A los diez años, inició sus estudios en la Escuela de Ballet del Teatro Marinsky, con Pavel Gerdt, Christian Johansson y Eugenia Sokolova. Debutó el 1 de julio de 1899 con La Virgen Vestal y se convirtió en una leyenda de la danza con la obra La muerte del cisne, del famoso coreógrafo Michel Fokine.

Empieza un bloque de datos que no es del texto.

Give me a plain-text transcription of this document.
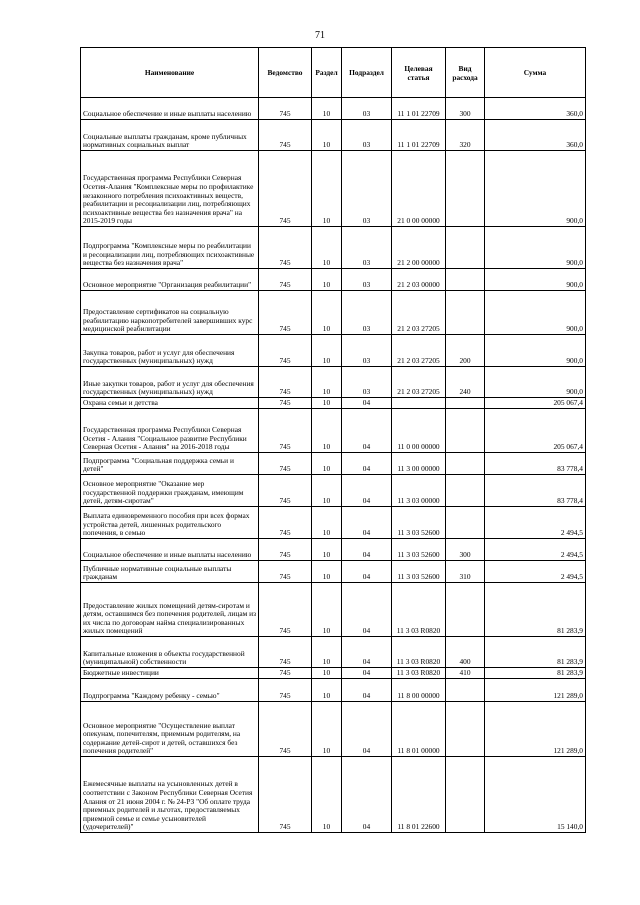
71
Наименование	Ведомство	Раздел	Подраздел	Целевая статья	Вид расхода	Сумма
Социальное обеспечение и иные выплаты населению	745	10	03	11 1 01 22709	300	360,0
Социальные выплаты гражданам, кроме публичных нормативных социальных выплат	745	10	03	11 1 01 22709	320	360,0
Государственная программа Республики Северная Осетия-Алания "Комплексные меры по профилактике незаконного потребления психоактивных веществ, реабилитации и ресоциализации лиц, потребляющих психоактивные вещества без назначения врача" на 2015-2019 годы	745	10	03	21 0 00 00000		900,0
Подпрограмма "Комплексные меры по реабилитации и ресоциализации лиц, потребляющих психоактивные вещества без назначения врача"	745	10	03	21 2 00 00000		900,0
Основное мероприятие "Организация реабилитации"	745	10	03	21 2 03 00000		900,0
Предоставление сертификатов на социальную реабилитацию наркопотребителей завершивших курс медицинской реабилитации	745	10	03	21 2 03 27205		900,0
Закупка товаров, работ и услуг для обеспечения государственных (муниципальных) нужд	745	10	03	21 2 03 27205	200	900,0
Иные закупки товаров, работ и услуг для обеспечения государственных (муниципальных) нужд	745	10	03	21 2 03 27205	240	900,0
Охрана семьи и детства	745	10	04			205 067,4
Государственная программа Республики Северная Осетия - Алания "Социальное развитие Республики Северная Осетия - Алания" на 2016-2018 годы	745	10	04	11 0 00 00000		205 067,4
Подпрограмма "Социальная поддержка семьи и детей"	745	10	04	11 3 00 00000		83 778,4
Основное мероприятие "Оказание мер государственной поддержки гражданам, имеющим детей, детям-сиротам"	745	10	04	11 3 03 00000		83 778,4
Выплата единовременного пособия при всех формах устройства детей, лишенных родительского попечения, в семью	745	10	04	11 3 03 52600		2 494,5
Социальное обеспечение и иные выплаты населению	745	10	04	11 3 03 52600	300	2 494,5
Публичные нормативные социальные выплаты гражданам	745	10	04	11 3 03 52600	310	2 494,5
Предоставление жилых помещений детям-сиротам и детям, оставшимся без попечения родителей, лицам из их числа по договорам найма специализированных жилых помещений	745	10	04	11 3 03 R0820		81 283,9
Капитальные вложения в объекты государственной (муниципальной) собственности	745	10	04	11 3 03 R0820	400	81 283,9
Бюджетные инвестиции	745	10	04	11 3 03 R0820	410	81 283,9
Подпрограмма "Каждому ребенку - семью"	745	10	04	11 8 00 00000		121 289,0
Основное мероприятие "Осуществление выплат опекунам, попечителям, приемным родителям, на содержание детей-сирот и детей, оставшихся без попечения родителей"	745	10	04	11 8 01 00000		121 289,0
Ежемесячные выплаты на усыновленных детей в соответствии с Законом Республики Северная Осетия Алания от 21 июня 2004 г. № 24-РЗ "Об оплате труда приемных родителей и льготах, предоставляемых приемной семье и семье усыновителей (удочерителей)"	745	10	04	11 8 01 22600		15 140,0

Unió su destreza coreográfica con sus dotes de actriz y se destacó especialmente en los ballets románticos y clásicos de la época. Llegó a hacer hasta 8 o 9 espectáculos por semana, por más de dos décadas, solo descansando un día al final de cada año.
1907 fue un año repleto de giras, donde incluyó obras famosas como La flauta mágica, El Lago de los Cisnes y Giselle. Luego, se dedicó a su propia compañía y creó su propio género que fue llamado “melodeclamación coreográfica”.
Se casó en secreto con su mánager, Víctor Dandré, en 1914.
Murió de pleuresía, el 23 de enero de 1944.